While the variables explored in this study (i.e., teacher unfairness, parental emotional support, achieving motivation, test anxiety, collaboration and team work dispositions, disciplinary climate in class, economic, social, and cultural social status, and country) may not be the direct cause of the weakened sense of belonging observed in the PISA data that indicates a decline in reported sense of belonging since 2003, they are broader ecological social variables that warrant consideration and acknowledgement. A greater understanding of why we are observing a trend towards a decline in school belonging also requires urgent attention (OECD, 2019). Given the importance of collaboration and teamwork dispositions in the current study, another priority area for future research will be how schools can improve a student’s social and emotional competencies in these areas. The evaluation of interventions and development of strategies in the area of school belonging should be a consideration for future researchers.


The present study sought to conduct an exploratory analysis of secondary data to examine the validity of the ecosystem model proposed by Allen et al. (2016; 2018). Findings from this study provide further evidence that there is a need to develop interventions designed to facilitate increased school belonging (Allen, Jamshidi et al., 2021). Future interventions may consider drawing on the current findings to emphasise the importance of teamwork and collaboration. This study reveals that simply engaging in teamwork and collaboration is not enough. Instead, interventions in the student layer must help create the desire to participate and, more importantly, focus on developing the skills needed to participate in teamwork effectively.
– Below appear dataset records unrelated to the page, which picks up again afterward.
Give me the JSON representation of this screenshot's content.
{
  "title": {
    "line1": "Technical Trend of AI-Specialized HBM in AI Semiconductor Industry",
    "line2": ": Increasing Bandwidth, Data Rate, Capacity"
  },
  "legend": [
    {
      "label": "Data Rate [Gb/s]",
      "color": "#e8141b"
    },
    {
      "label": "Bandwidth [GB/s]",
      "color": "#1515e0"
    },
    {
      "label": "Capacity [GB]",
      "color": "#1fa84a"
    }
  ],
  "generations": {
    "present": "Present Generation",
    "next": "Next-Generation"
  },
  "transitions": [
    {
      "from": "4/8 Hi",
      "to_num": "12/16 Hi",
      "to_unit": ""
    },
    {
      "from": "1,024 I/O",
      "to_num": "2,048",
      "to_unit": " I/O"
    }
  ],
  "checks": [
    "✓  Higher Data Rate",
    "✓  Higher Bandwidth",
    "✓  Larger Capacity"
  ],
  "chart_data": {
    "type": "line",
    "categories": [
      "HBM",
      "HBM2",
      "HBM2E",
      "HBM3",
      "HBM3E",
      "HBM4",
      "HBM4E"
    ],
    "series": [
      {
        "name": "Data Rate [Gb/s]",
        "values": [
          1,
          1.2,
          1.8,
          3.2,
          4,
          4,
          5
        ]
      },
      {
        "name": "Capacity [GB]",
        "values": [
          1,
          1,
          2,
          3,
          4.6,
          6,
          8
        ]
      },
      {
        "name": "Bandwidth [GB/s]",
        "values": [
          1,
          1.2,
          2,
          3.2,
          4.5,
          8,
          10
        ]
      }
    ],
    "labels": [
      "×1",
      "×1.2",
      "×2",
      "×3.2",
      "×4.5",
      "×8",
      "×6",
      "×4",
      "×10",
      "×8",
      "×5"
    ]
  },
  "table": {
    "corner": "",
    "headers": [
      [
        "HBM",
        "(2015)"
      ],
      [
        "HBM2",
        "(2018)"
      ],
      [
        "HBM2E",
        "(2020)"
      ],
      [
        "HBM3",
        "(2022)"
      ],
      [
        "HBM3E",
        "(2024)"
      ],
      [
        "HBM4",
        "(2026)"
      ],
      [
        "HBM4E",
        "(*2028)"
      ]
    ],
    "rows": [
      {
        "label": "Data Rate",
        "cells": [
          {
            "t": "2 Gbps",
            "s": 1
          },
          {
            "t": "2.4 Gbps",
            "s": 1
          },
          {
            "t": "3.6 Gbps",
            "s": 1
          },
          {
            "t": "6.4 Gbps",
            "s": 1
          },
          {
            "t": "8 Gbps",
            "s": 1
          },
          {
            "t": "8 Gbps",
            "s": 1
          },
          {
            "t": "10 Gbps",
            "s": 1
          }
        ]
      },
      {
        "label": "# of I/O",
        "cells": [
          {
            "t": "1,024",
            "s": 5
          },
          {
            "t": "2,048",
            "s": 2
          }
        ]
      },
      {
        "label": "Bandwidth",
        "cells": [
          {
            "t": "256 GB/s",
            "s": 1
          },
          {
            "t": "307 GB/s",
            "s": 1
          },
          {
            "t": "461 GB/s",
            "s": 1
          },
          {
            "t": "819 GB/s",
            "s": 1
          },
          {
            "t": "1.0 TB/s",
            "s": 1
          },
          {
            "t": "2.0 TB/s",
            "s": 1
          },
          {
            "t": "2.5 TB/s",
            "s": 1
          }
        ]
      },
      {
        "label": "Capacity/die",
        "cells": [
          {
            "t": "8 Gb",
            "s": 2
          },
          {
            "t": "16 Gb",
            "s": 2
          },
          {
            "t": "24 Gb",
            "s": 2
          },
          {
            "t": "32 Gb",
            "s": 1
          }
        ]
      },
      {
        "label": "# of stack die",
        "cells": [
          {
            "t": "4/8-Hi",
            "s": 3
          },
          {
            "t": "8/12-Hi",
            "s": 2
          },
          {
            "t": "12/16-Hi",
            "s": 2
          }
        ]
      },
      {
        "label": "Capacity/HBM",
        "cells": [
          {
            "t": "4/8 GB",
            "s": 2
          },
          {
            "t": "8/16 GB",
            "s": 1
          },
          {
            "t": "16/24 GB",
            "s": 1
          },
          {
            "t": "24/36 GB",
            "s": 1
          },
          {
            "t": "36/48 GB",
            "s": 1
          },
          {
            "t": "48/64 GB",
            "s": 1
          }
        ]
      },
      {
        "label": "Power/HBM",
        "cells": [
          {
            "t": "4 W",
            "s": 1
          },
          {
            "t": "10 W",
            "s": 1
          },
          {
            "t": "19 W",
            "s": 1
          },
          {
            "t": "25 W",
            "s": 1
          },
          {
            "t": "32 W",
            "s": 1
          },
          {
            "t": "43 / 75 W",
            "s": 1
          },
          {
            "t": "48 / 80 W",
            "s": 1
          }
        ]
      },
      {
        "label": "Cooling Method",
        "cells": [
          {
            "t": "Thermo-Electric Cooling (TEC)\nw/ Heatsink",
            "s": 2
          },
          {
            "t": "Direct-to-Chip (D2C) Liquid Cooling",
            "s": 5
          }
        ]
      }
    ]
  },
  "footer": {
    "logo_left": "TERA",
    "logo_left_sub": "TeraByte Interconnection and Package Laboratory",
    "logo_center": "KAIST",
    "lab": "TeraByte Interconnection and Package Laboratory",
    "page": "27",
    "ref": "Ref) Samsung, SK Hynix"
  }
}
An emphasis on social and emotional skills was also found to be important for successful peer and teacher relationships. In the microsystem layer, it may be crucial to address teacher unfairness at the school level. Reducing teacher stress and encouraging positive support techniques may be helpful, but the data available from the PISA survey was unable to confirm this. It is also important to highlight the significant impact of socio-economic status on school belonging. Tackling issues of social inequality based on economic, social and cultural status may be imperative for school belonging. For students who face educational inequality based on their race, socio-economic status or cultural heritage, targeting a sense of belonging in school may become critical to addressing disparities in school attendance and retention rates among students, irrespective of their background.

To conclude, no single strategy is sufficient on its own to bolster a sense of belonging in students. Further research is needed to better understand what factors nurture a sense of school belonging and what factors present as barriers. While schools should not necessarily promote additional responsibilities for school staff, we suggest that a focus on school belonging is something that can be absorbed into already existing practices and operations at school, given the multiple variables found to influence school belonging. Ultimately, a variety of systemic influences need to be addressed to develop an authentic school climate that effectively creates a sense of school belonging for all involved.